- Native to: Australia
- Region: New South Wales
- Ethnicity: Madhi Madhi
- Extinct: late 20th century, with the death of Jack Long
- Language family: Pama–Nyungan KulinicMadhi–Ladji–WadiMadhi-Madhi; ; ;

Language codes
- ISO 639-3: dmd
- Glottolog: madh1244
- AIATSIS: D8
- ELP: Mathi-Mathi

= Madhi Madhi dialect =

Australian Aboriginal language

Madhi-Madhi, also known as Muthimuthi or Madi Madi, is an Indigenous Australian language spoken by the Muthi Muthi Aboriginal people of south-west New South Wales. It is also known as Madhi Madhi, Madi Madi, Bakiin, Mataua, Matimati, Matthee matthee, Moorta Moorta, Mudhi Mudhi, Muthimuthi, Muti muti, Muttee Muttee, Madimadi, Mutte Mutte, or Madi madi.

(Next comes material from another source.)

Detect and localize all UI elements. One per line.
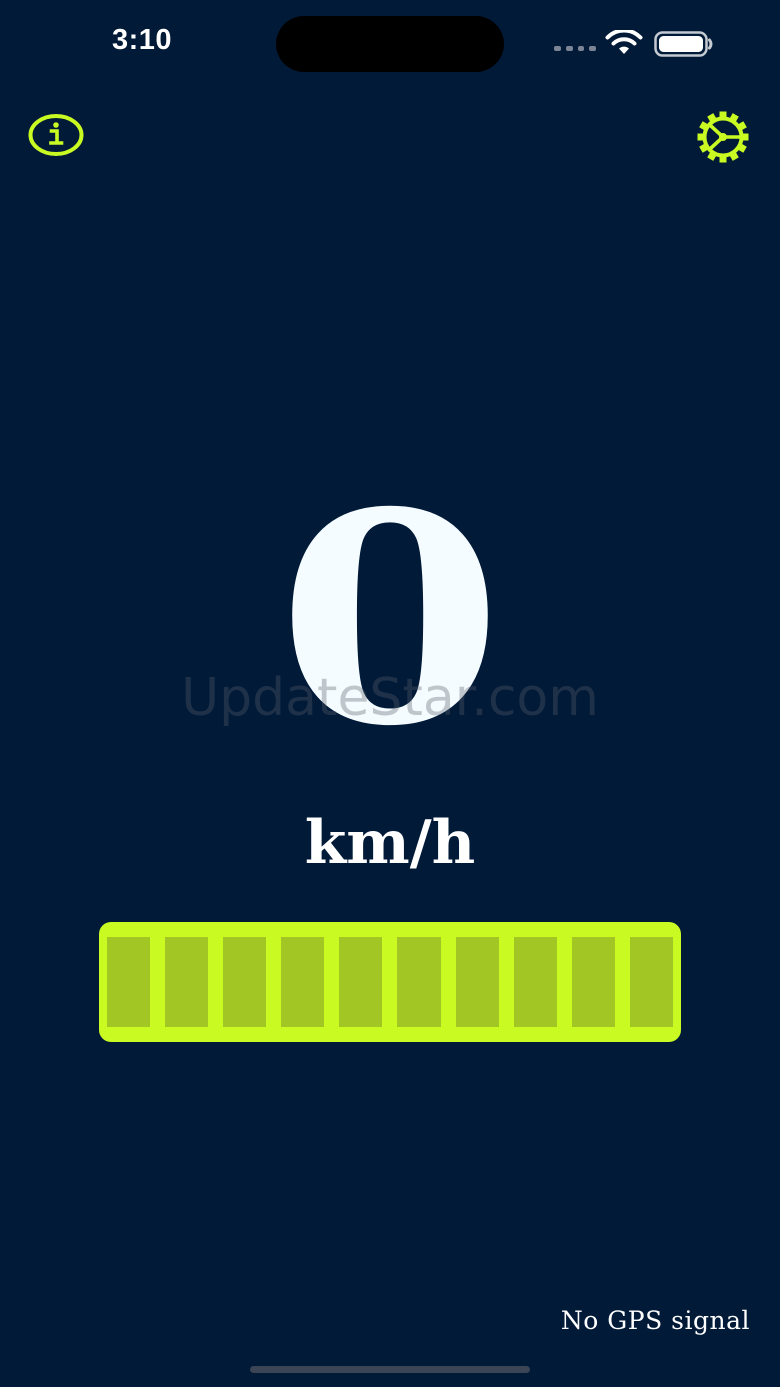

Luise Hercus published in 1989 a substantial amount of Madhi Madhi language data recorded from Jack Long, whom she described as "the last Madimadi man" and the last speaker of the language.

== Phonology ==

=== Consonants ===

|  | Labial | Velar | Dental | Palatal | Alveolar | Retroflex |
|---|---|---|---|---|---|---|
| Plosive | p | k | t̪ | (c) | t | ʈ |
| Nasal | m | ŋ | n̪ | (ɲ) | n | ɳ |
| Rhotic |  |  |  |  | ɾ |  |
| Lateral |  |  | l̪ |  | l | ɭ |
| Approximant | w |  |  | j |  |  |

/t̪, n̪/ are heard as palatal [c, ɲ] when before front vowels.

Voicing among stops /p, k, t̪~c, t, ʈ/ as [b, ɡ, d̪~ɟ, d, ɖ] may also be heard in syllable-initial positions or when following nasal sounds.

/t̪/ can be lenited as [θ] when in intervocalic positions, and as [ð] in post-nasal, word-medial position.

=== Vowels ===

|  | Front | Central | Back |
|---|---|---|---|
| High | i |  | u |
| Mid | e |  |  |
| Low |  | a |  |

Vowels are heard as /[ɪ, ɛ~ə, ɐ, ʊ]/ when in lax positions.